Czwartek, 13.03.2008 r.
Dzwoniła Angela. U niej wszystko w porządku. Zmieniła niemiecką konstytucję. Wszystko po to, żeby przyjąć traktat. Obiecała, że gdybyśmy też potrzebowali nowej konstytucji, to może mi wysłać wzór mailem. Przewodniczący Parlamentu Europejskiego też obiecał pomoc. "Wierzę, że nasi polscy przyjaciele znajdą rozwiązanie" - powiedział dziennikarzom. Ciągle nie wiem, jak to może wyglądać w głosowaniu... Zaraz, zaraz... Policzmy głosy! Ja, Bronek, Stefan, Julia, Janusz z Lublina... Ciągle za mało!


Sobota, 22.03.2008 r.
Fajne nieporozumienie wyszło z jedną gazetą. Dziennikarze pytali mnie, co najchętniej jem w czasie świąt.

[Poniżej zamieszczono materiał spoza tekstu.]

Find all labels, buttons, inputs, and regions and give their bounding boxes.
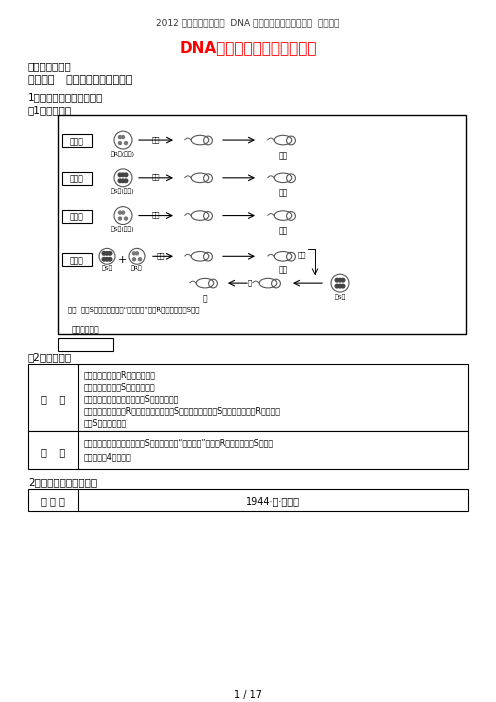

No to mrugnąłem do nich porozumiewawczo i mówię, że najchętniej schrupałbym jakąś kaczkę. Pośmialiśmy się razem i wydawało mi się, że wszystko zrozumieli... Zdziwiłem się dopiero dzisiaj. "W czasie świąt premier chciałby zjeść chrupiącą kaczkę" - przeczytałem w gazecie. Władek mówi, że to nic dziwnego, bo teraz to w gazetach pracują same "mediomatołki".

Niedziela, 23.03.2008 r. 
Ze świętami zawsze jest jakieś zamieszanie. Na przykład dzisiaj. Czekaliśmy sobie przy choince na pierwszą gwiazdkę, kiedy przyszedł kolega Kasi. Taki co zawsze przebiera się za biskupa. No i ten "biskup" stwierdził, że choinka to już przeżytek! Bo niby w żadnym nowoczesnym domu to już choinek nie ma... Kasi zrobiło się przykro, że nie jesteśmy nowocześni. Rozebraliśmy choinkę. Nawet kolęd nie chciało nam się śpiewać.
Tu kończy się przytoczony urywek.